Étant donné ce qu’ils avaient à dire, ils craignaient tellement d’être mal compris, que leur langue fourche, que les autres n’aient pas toute l’attention requise, qu’ils ont trouvé le moyen de retourner mille fois le mot dans leur tête avant de l’écrire, parce qu’on ne le retourne jamais plus de cent fois dans sa bouche lorsqu’il s’agit de le prononcer.

Imaginons que plutôt que d’écrire la Vie sexuelle de Catherine M., j’aie préféré la raconter à des amis, ou à l’homme avec qui je vis. J’aurais vu fuir certains de ces amis, je m’en serais peut-être attaché d’autres, mais sûrement à partir de malentendus, enfin il est bien possible que j’aie pris le risque d’un divorce. Or il se trouve qu’un metteur en scène, avec la complicité d’un auteur de théâtre, une actrice, un producteur et un directeur de salle ont trouvé à s’associer dans le dessein de transgresser l’interdit qui était le mien,- et pas seulement le mien. Ils ont entrepris de rendre à la parole l’intimité extrême que l’écrit lui avait confisquée.

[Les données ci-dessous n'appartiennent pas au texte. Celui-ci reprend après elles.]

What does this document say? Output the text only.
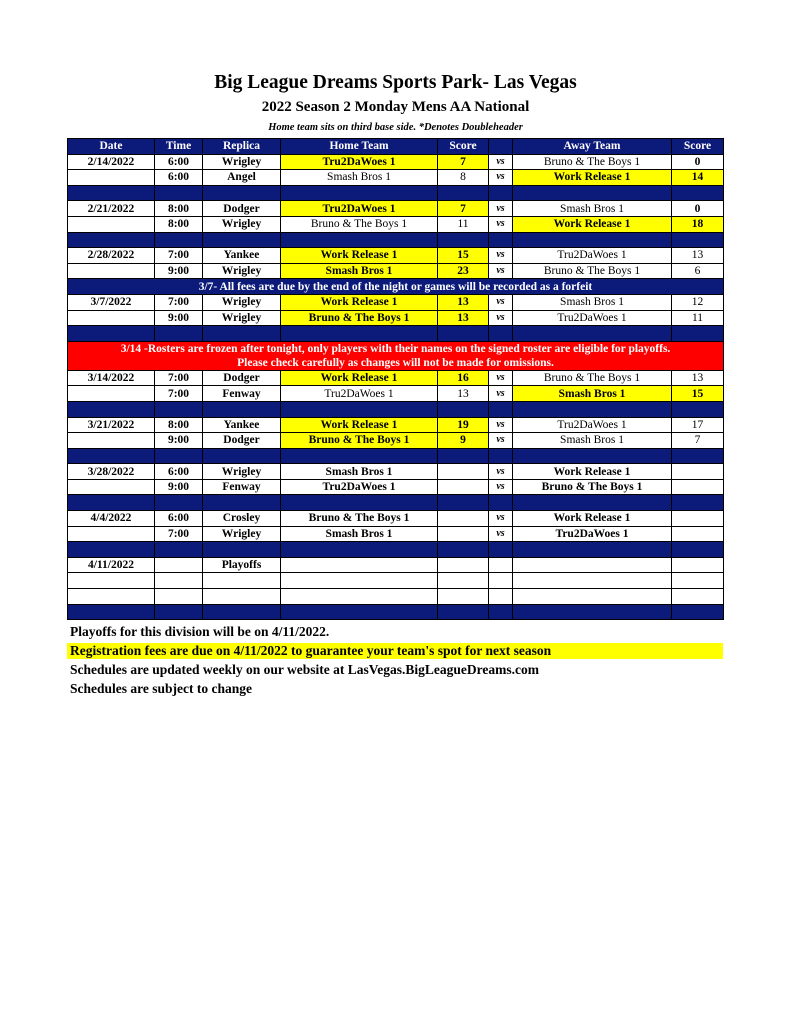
Big League Dreams Sports Park- Las Vegas
2022 Season 2 Monday Mens AA National
Home team sits on third base side. *Denotes Doubleheader
Date	Time	Replica	Home Team	Score		Away Team	Score
2/14/2022	6:00	Wrigley	Tru2DaWoes 1	7	vs	Bruno & The Boys 1	0
	6:00	Angel	Smash Bros 1	8	vs	Work Release 1	14

2/21/2022	8:00	Dodger	Tru2DaWoes 1	7	vs	Smash Bros 1	0
	8:00	Wrigley	Bruno & The Boys 1	11	vs	Work Release 1	18

2/28/2022	7:00	Yankee	Work Release 1	15	vs	Tru2DaWoes 1	13
	9:00	Wrigley	Smash Bros 1	23	vs	Bruno & The Boys 1	6
3/7- All fees are due by the end of the night or games will be recorded as a forfeit							
3/7/2022	7:00	Wrigley	Work Release 1	13	vs	Smash Bros 1	12
	9:00	Wrigley	Bruno & The Boys 1	13	vs	Tru2DaWoes 1	11

3/14 -Rosters are frozen after tonight, only players with their names on the signed roster are eligible for playoffs.
Please check carefully as changes will not be made for omissions.							

3/14/2022	7:00	Dodger	Work Release 1	16	vs	Bruno & The Boys 1	13
	7:00	Fenway	Tru2DaWoes 1	13	vs	Smash Bros 1	15

3/21/2022	8:00	Yankee	Work Release 1	19	vs	Tru2DaWoes 1	17
	9:00	Dodger	Bruno & The Boys 1	9	vs	Smash Bros 1	7

3/28/2022	6:00	Wrigley	Smash Bros 1		vs	Work Release 1	
	9:00	Fenway	Tru2DaWoes 1		vs	Bruno & The Boys 1	

4/4/2022	6:00	Crosley	Bruno & The Boys 1		vs	Work Release 1	
	7:00	Wrigley	Smash Bros 1		vs	Tru2DaWoes 1	

4/11/2022		Playoffs					

Playoffs for this division will be on 4/11/2022.
Registration fees are due on 4/11/2022 to guarantee your team's spot for next season
Schedules are updated weekly on our website at LasVegas.BigLeagueDreams.com
Schedules are subject to change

Voilà en quoi cela consiste : faire entendre des mots obscènes dont il faut bien savoir qu’ils n’ont pas d’équivalents ni dans le vocabulaire savant, ni dans le vocabulaire poétique. Aussi ces mots ne sont pas une provocation mais l’expression d’une vérité. Il s’agira aussi d’exposer des pensées le plus souvent cachées, non pas comme le croient les esprits courts, pour susciter un voyeurisme, mais évidemment pour inviter ceux qui en sont témoins, à plonger pareillement au fond d’eux-mêmes.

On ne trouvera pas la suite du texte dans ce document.